Polo Towers owners win suit

The Cloobeck family, which developed the Jockey Club on the Las Vegas Strip and owns the Polo Towers timeshare property across the street, was awarded $486,250 last week after a jury in Orange County, Calif., found the Jockey Club's management company violated a contract to not compete against Polo Towers.

The Cloobecks' Polo Resorts Inc. had sued Orange County, Calif.-based Tricom Management Inc. in Orange County Superior Court in March 2000.

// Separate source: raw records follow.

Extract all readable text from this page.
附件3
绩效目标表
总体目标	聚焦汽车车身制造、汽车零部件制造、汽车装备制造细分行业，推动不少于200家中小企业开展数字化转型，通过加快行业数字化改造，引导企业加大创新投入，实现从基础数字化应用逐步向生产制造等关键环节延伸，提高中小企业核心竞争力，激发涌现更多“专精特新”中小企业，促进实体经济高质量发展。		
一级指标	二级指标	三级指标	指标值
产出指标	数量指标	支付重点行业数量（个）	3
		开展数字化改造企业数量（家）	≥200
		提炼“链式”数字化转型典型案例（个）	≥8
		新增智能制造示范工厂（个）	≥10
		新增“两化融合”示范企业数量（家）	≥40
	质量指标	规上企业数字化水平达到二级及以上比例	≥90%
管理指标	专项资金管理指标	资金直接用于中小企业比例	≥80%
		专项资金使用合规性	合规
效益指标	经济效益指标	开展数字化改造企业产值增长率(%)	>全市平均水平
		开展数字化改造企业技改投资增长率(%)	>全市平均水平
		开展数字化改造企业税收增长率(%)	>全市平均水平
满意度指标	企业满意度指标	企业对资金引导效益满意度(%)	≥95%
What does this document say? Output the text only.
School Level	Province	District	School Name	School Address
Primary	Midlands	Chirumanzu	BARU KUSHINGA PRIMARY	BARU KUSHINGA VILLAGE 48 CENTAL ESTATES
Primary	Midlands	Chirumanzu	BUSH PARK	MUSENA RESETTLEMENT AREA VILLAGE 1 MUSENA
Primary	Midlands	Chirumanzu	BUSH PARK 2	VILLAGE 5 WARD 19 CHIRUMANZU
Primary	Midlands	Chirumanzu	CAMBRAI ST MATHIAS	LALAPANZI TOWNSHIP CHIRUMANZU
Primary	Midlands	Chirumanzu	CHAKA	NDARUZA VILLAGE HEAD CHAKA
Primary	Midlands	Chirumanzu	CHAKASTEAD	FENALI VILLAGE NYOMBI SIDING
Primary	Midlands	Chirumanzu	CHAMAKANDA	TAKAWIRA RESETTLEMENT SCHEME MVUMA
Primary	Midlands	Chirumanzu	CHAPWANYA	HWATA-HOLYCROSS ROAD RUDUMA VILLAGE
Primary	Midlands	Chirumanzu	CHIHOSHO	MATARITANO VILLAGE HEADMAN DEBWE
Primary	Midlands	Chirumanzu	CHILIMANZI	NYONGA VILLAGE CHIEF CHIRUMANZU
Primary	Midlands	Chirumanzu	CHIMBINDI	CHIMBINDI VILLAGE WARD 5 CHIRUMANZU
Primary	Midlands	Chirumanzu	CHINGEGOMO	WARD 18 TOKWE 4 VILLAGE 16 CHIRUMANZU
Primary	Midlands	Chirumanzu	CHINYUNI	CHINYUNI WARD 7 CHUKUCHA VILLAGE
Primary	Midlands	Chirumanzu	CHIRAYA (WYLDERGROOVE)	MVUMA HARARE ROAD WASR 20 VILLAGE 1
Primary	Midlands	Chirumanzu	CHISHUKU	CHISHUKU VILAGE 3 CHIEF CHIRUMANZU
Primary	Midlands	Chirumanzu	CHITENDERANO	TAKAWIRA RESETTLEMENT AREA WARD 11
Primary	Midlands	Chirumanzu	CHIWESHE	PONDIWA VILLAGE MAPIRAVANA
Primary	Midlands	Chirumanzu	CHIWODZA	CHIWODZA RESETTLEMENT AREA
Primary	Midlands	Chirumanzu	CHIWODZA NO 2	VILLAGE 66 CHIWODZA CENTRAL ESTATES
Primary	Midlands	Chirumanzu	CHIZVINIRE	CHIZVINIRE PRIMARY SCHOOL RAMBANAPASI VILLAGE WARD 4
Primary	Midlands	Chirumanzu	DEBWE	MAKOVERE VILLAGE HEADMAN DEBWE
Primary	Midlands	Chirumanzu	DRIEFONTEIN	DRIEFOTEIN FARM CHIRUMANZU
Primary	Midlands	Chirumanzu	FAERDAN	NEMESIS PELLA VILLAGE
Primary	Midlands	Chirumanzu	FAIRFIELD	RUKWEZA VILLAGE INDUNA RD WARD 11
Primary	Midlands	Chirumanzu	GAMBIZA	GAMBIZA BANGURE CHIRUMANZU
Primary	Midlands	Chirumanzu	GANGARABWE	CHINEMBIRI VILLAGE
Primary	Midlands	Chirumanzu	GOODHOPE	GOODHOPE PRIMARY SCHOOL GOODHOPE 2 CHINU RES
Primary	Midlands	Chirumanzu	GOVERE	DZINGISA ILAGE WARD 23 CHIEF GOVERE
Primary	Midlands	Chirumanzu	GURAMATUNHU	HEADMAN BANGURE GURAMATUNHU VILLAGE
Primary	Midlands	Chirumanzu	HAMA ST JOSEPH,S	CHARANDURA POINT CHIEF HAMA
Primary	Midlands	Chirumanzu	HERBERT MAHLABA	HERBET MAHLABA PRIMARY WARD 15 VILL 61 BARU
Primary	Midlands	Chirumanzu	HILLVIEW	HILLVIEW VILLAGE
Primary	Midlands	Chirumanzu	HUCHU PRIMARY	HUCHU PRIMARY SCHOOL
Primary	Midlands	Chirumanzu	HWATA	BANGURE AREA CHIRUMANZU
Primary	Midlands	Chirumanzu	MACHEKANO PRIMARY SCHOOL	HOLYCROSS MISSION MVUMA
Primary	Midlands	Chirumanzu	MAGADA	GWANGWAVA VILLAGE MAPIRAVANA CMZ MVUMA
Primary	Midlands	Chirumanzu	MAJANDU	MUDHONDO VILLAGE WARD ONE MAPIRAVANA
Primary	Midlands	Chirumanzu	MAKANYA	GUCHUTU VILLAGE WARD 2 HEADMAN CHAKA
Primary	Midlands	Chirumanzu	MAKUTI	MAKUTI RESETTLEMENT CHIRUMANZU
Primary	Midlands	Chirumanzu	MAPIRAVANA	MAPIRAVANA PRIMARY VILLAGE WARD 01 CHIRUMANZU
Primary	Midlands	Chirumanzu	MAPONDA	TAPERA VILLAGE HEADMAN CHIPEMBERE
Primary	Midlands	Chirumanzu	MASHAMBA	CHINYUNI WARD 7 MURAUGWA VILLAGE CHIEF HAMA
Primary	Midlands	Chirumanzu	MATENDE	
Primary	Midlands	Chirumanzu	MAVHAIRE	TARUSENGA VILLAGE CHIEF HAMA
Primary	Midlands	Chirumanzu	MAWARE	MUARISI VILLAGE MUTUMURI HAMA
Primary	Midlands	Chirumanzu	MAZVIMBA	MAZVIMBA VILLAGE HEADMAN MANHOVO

"Tricom had access to our Jockey Club customer lists for limited purposes including managing the club and performing timeshare (week) exchanges," said Richard Cloobeck, Polo Towers' general counsel. "But we alleged Tricom exceeded those purposes and used the lists to market rentals and resell timeshare properties, activities that require a brokers' license."

Separately, Polo Towers, which filed a defamation lawsuit in 1999 against an Orlando rival, Fairfield Communities Inc., quietly settled the case out of court in 2000.

Polo Towers had accused Fairfield of using false and misleading statements to scare customers and employees away and claiming that it is on the verge of acquiring Polo Towers.

Cloobeck, who said both companies reached a "professional, amicable understanding," said "it is (his) understanding that Fairfield agreed to conduct business in a professional manner in accordance with its own company policies."